VELLORE:“It is a divine experience to fly the aircraft, which is laced with powerful and modern equipment,” said a young pilot who has flown the majestic P-8I aircraft for over 5,000 hours.
The young pilot, beaming with confidence to take on any challenge when he is control of the P-8I aircraft, is one of the 50 officers and 228 sailors of the INAS 312 A squadron. He was part of the search operation of the Malaysian aircraft MH 370.
The pilot explained the capability of the aircraft to this correspondent during an exclusive interview inside the aircraft.
The pilot underwent over three months of training in Seattle to fly the aircraft, which is mounted with sensors for maritime reconnaissance, electronic intelligence missions and anti-submarine. They were not only built for detecting targets -- passive or active -- but also to destroy them since they are equipped with highly potent anti-surface and anti-submarine weapons.
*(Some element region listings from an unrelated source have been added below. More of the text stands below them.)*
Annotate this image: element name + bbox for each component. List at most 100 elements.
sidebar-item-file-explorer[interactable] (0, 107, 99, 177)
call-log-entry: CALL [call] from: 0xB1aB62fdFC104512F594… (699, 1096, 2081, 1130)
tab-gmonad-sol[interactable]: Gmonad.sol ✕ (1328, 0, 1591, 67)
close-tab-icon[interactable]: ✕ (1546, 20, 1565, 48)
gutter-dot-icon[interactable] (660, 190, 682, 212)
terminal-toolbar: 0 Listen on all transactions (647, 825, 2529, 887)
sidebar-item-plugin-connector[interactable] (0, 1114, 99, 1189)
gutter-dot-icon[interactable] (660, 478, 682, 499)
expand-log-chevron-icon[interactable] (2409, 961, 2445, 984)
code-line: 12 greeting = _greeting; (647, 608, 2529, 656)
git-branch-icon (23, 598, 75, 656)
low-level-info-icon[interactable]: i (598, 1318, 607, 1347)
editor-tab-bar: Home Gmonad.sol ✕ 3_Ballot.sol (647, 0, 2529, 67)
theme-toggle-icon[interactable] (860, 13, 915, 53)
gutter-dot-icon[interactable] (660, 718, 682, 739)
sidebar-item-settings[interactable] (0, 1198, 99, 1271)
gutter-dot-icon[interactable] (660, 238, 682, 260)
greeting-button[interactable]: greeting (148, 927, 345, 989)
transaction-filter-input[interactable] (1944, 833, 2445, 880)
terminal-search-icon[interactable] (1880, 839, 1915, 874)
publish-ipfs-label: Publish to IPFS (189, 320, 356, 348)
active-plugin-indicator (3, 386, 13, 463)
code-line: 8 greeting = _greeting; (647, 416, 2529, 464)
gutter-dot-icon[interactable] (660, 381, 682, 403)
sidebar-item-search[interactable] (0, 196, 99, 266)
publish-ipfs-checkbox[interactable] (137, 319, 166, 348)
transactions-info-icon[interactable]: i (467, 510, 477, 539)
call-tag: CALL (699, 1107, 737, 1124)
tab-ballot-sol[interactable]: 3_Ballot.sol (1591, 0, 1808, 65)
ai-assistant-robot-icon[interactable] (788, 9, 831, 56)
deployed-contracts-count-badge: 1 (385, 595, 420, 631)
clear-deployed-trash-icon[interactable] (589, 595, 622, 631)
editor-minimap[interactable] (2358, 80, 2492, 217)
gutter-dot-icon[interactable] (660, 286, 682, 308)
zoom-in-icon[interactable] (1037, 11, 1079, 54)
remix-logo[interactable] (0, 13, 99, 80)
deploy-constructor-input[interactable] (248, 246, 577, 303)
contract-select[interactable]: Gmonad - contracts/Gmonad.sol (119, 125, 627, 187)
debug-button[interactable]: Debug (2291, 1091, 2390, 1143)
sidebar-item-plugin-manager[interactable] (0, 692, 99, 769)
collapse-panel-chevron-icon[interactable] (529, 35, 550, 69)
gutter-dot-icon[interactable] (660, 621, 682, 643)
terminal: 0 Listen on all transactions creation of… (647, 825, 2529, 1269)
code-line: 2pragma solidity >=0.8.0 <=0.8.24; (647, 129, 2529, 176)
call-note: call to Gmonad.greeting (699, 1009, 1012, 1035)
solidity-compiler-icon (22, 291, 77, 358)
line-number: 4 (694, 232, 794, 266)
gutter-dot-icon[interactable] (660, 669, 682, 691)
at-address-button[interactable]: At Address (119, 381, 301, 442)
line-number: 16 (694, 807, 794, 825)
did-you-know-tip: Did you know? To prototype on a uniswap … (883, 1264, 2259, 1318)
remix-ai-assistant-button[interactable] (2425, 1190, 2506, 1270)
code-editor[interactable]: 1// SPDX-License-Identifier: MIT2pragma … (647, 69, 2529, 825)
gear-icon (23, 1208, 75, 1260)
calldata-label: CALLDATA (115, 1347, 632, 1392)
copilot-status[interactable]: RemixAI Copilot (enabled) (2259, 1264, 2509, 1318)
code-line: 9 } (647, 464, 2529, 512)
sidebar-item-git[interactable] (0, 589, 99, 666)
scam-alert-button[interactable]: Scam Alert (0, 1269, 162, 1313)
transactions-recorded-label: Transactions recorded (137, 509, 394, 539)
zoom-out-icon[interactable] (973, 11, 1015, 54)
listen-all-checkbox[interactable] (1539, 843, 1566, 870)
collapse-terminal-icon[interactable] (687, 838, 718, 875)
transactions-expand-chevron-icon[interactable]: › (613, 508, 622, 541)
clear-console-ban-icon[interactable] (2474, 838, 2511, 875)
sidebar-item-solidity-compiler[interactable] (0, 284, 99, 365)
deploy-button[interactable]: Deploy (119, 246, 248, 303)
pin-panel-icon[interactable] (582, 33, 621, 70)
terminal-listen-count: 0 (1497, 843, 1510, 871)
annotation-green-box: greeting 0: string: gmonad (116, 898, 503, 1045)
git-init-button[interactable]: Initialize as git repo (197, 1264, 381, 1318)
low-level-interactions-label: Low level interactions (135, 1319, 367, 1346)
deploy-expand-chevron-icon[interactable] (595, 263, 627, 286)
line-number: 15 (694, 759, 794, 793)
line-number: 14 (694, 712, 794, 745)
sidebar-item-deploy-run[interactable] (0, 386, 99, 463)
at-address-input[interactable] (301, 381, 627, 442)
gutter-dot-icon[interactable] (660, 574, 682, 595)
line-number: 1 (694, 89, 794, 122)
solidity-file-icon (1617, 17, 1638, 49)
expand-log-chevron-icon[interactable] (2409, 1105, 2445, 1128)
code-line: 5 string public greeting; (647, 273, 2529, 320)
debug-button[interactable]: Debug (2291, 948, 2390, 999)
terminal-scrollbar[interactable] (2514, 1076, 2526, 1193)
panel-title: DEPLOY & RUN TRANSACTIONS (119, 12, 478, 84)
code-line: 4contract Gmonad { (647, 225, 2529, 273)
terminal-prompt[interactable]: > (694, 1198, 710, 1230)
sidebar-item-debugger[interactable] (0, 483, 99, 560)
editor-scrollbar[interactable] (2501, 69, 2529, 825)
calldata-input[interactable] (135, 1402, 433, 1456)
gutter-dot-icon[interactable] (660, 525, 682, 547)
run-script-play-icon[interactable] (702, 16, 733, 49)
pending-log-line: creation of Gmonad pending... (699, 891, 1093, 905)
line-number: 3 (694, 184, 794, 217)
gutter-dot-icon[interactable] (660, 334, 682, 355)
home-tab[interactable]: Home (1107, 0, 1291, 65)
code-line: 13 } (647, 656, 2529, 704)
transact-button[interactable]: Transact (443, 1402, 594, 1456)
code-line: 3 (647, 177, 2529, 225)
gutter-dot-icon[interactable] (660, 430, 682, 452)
“The sensor gives minute details and visuals of an object that is 150 nautical miles away using a 300 micron microscope infrared surveillance camera. The modern sensors also help detect submarines that are 9,000 feet under the sea,” said the co-pilot. Each crew comprises two pilots, five observers and two inflight technicians. It can accommodate 50 personnel onboard.
The aircraft has an anti-submarine suit and can carry 126 sonobuoys. There are three launching pads, and each have 10 launchers, which are located on the middle of the aircraft and three manual launchers.
“The sonobuoys can be controlled and guided from electronic support measure (ESM) till they hit and destroy the target,” said the pilot.
The sensors can also detect and pick the signals of radar of counterparts that are 1,500 nautical miles away.
“We can control the activities of the aircraft from the Mission Control Display Unit, which is integrated with the mission system in the cockpit,” he said.